Will the 210mm Repro Claron "cover" 8x10, very possible. Will the 210mm Repro Claron have the optical performance illustrated in the above post, NO. But that does not mean or imply the greatly reduced optical performance is acceptable for some.. Largest sheet film size that could be OK at infinity for 210mm would be 4x5 Max.

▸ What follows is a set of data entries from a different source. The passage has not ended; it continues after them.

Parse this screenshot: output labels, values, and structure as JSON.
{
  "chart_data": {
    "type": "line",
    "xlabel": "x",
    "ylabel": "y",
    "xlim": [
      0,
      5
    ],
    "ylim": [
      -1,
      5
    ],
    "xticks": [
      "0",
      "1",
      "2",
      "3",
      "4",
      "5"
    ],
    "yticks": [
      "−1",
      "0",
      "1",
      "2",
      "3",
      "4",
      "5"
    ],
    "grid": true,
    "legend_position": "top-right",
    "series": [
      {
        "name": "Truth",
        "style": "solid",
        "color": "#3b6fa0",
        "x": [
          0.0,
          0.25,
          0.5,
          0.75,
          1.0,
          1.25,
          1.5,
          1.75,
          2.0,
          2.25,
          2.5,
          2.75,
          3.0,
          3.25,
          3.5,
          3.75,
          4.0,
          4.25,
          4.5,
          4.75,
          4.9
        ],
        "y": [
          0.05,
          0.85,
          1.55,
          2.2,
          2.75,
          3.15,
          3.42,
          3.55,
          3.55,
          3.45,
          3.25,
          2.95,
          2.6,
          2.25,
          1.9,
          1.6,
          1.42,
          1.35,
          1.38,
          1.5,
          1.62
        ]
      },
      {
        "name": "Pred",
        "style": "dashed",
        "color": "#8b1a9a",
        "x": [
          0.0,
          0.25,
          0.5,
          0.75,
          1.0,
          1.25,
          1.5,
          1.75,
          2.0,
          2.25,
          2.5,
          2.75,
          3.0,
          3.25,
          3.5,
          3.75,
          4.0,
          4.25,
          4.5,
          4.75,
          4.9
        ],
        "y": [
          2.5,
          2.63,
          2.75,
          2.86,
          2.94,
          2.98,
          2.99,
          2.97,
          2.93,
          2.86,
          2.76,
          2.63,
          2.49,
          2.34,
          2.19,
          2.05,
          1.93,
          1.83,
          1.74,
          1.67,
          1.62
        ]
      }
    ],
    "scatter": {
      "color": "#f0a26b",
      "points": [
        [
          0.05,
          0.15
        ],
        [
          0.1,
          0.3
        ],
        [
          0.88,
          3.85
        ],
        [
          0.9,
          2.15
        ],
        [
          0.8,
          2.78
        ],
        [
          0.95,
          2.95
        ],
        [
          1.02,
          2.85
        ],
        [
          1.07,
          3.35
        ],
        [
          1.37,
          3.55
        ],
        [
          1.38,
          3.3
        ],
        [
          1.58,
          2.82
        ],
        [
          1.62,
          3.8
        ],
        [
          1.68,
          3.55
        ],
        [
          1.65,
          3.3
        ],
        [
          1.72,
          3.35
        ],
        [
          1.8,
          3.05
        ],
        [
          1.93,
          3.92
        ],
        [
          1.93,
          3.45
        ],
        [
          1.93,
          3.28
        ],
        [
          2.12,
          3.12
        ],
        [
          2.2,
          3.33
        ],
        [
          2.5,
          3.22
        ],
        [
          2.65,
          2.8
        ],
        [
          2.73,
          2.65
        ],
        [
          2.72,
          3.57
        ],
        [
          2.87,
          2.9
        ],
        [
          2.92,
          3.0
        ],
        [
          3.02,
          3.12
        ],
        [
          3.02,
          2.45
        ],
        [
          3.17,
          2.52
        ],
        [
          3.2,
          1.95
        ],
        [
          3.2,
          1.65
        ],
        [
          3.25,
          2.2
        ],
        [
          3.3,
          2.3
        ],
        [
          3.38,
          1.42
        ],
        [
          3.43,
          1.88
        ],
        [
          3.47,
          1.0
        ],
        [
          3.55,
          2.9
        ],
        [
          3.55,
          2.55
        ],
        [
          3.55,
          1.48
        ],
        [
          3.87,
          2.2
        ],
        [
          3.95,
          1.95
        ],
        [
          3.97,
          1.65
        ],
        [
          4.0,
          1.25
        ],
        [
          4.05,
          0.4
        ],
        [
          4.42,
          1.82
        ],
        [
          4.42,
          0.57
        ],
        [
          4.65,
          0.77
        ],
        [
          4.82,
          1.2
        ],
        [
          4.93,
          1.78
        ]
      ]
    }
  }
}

Much about awareness and what is acceptable,
Bernice

Drew Wiley
8-Nov-2021, 19:15
Process lenses sure as heck can perform superbly larger than 46 degrees - maybe not quite up to their center optimum, but certainly better than almost all regular view camera lenses of equivalent focal length I can think of. I prove that to myself over and over and over again with my Apo Nikkor dialytes. But would I use a 210 for 8x10 format? No way, not unless it was a contact print. Again, I know nothing about Repro Clarons per se. G-Clarons I do.

Mark Sampson
8-Nov-2021, 22:12
It's worth noting that the Repro-Claron was Schneider's answer to the Goerz Red Dot Artar; both are 4-element air-spaced symmetrical designs.
When Schneider bought the Goerz American Optical Co. in the early '70s, they discontinued the R-C and kept the Artar in the lineup (until at least the mid-1990s).
While making and marketing the entirely different design G-Claron at the same time. In their ads Schneider said the the Apo-Artar was the best lens for photographing jewelry... I suppose by then the graphic-arts camera market (for which these lenses were meant) was in terminal decline.

Kevin Crisp
9-Nov-2021, 16:31
My entirely subjective standard for lens performance is looking at the negative with a powerful magnifying glass. If the image's fine details are very sharp, looking like an etching, then it passes. The 210 repro claron passed at the corners easily when I tested it on 5x7 film at infinity. I think the 210 R Claron is a fine very small lens that is very capable for 4x5, with room for as much movement as I normally use. The G Claron does indeed have much more coverage. I have used the 305 R Claron on 5x7, with at least an inch of rise and it was very sharp edge to edge, corner to corner.

Drew Wiley
9-Nov-2021, 18:29
G-Clarons have just as much real-world image circle as general-purpose 70-degree plasmats, with even better resolution toward the nether regions of the circle than most. Likewise, Fuji A-series "Super Plasmat" lenses. But Fuji was smart enough to point out that feature to regular photographers in their brochures, rather than just issue a set of specs based on earlier repo lens conventions like Schneider did.